Ms. Sherlock added that the women who engaged in the undercover operation deserve great praise for highlighting the disgraceful practices at the Irish Family Planning Association.
It is not only on the Irish side of the Atlantic that the abortion narrative is beginning to fray at the edges – to put it mildly.
“Not motherhood”, she assures us. “That’s a breeze compared to the job of rebranding abortion, now that the country has awakened to the humanity of babies in utero and is discovering the terrible, silent grief carried by the many millions of women who once believed the lie that abortion was nothing more than a “choice.”
This is precisely what has just happened in Ireland. Suddenly what the pro-abortionists were talking about as a fetus has become a patently living baby for all to see. It is a tough one for them to swallow, and in trying to swallow it they are choking on their own lies.
Wills chronicles the change she has seen in the United States. The harder the pro-abortionists try to make the “choice” word work now, the more callous and ugly they become.
The “pro-choice” slogan served the abortion industry well for decades, capped off with its adoption by NARAL in 2003, when it became NARAL Pro-Choice America, abandoning a commonality in its three earlier names, all of which included the “A” word. From that point, many of the NARAL ads and promotional pieces prominently featured American flags and the head of the statue of liberty (which is still in their logo). Really, what could be more American than having a dizzying array of choices? Just check out the cereal aisle.

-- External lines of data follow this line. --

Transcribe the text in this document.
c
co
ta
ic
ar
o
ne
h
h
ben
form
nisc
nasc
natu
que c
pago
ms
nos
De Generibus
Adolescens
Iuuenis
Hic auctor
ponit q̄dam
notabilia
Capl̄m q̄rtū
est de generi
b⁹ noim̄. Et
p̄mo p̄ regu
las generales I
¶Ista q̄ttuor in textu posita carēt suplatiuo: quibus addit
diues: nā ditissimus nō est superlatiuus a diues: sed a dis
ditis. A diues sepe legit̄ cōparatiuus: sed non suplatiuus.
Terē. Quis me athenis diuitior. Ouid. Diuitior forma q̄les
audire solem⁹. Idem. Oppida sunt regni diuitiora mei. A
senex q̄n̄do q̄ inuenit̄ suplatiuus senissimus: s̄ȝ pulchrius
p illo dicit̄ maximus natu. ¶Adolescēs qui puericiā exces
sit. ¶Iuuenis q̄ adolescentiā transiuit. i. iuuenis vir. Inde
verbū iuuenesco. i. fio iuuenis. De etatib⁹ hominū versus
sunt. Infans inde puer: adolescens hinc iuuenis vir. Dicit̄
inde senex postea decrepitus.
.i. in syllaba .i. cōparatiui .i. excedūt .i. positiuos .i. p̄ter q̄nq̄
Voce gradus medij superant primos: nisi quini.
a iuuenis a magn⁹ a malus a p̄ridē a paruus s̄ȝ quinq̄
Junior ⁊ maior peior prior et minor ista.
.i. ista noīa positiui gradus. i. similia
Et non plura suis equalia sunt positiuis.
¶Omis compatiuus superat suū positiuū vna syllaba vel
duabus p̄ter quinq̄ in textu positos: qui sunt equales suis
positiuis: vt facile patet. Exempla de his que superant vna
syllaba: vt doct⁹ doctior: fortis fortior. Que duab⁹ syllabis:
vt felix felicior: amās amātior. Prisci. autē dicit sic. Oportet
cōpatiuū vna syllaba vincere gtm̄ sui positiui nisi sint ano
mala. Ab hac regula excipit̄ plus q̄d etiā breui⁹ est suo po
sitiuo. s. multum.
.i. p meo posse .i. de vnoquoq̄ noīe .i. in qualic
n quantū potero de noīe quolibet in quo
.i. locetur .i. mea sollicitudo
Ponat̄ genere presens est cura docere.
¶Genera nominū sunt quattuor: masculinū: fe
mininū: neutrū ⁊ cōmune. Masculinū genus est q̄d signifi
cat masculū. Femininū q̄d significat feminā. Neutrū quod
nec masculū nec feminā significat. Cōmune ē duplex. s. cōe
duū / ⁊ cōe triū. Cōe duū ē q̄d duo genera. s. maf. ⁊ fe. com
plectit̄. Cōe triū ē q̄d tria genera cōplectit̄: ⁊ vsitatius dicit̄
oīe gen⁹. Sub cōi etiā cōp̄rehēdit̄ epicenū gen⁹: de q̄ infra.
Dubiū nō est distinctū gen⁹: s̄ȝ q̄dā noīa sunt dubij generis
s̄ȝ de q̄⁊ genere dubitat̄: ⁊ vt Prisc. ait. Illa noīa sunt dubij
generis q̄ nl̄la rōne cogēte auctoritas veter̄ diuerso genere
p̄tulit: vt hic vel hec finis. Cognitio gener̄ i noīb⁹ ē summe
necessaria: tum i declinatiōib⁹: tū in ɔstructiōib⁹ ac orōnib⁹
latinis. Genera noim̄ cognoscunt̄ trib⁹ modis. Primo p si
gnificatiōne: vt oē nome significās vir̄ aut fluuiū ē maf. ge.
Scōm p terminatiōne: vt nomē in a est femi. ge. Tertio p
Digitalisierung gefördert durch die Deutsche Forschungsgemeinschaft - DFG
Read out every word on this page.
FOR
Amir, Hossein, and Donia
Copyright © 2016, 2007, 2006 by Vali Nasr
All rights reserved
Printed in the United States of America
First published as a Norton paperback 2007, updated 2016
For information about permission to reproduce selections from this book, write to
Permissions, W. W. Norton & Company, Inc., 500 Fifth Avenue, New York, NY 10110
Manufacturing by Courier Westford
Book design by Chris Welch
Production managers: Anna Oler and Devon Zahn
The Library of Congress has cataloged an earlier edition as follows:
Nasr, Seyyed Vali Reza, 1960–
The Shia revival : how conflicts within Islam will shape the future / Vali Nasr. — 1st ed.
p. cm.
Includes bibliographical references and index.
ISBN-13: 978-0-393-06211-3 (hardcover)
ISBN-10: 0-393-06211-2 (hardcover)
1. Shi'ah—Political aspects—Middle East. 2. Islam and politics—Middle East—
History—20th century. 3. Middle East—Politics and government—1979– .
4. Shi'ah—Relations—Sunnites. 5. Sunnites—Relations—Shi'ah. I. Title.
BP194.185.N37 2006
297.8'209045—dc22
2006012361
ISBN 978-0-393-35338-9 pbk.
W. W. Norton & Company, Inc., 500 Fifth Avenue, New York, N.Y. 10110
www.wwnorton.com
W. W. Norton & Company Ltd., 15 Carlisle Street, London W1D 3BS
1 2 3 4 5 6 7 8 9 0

The weakness of pro-choice as a brand was, of course, inherent. While “pro-choice” appears to be perfect for our time—tolerant of all views and nonjudgmental (“I’m not in favor of abortion and would never have one personally, but I think every woman should be able to make that choice for herself”)—the problem is that choice implies an object or action to select over other objects or actions. And, unlike the cereal aisle, there are only two possible choices regarding an unwanted pregnancy: the child’s life or death.
The tide is turning, even in Ireland – where just a year ago it seemed the pro-abortionists had breached the defences of one of the last citadels of the unborn in the West. Prime Minister Enda Kenny’s notorious legislation was perceived the pro “choice” people as a gateway to abortion on demand. “Baby Hope” – as the child, a boy, struggling for survival in that Dublin hospital is now known – will be a symbol in the struggle of the Irish pro life movement to save thousand more babies. Their immediate objective is the repeal of Kenny’s Act and the replacement of his government.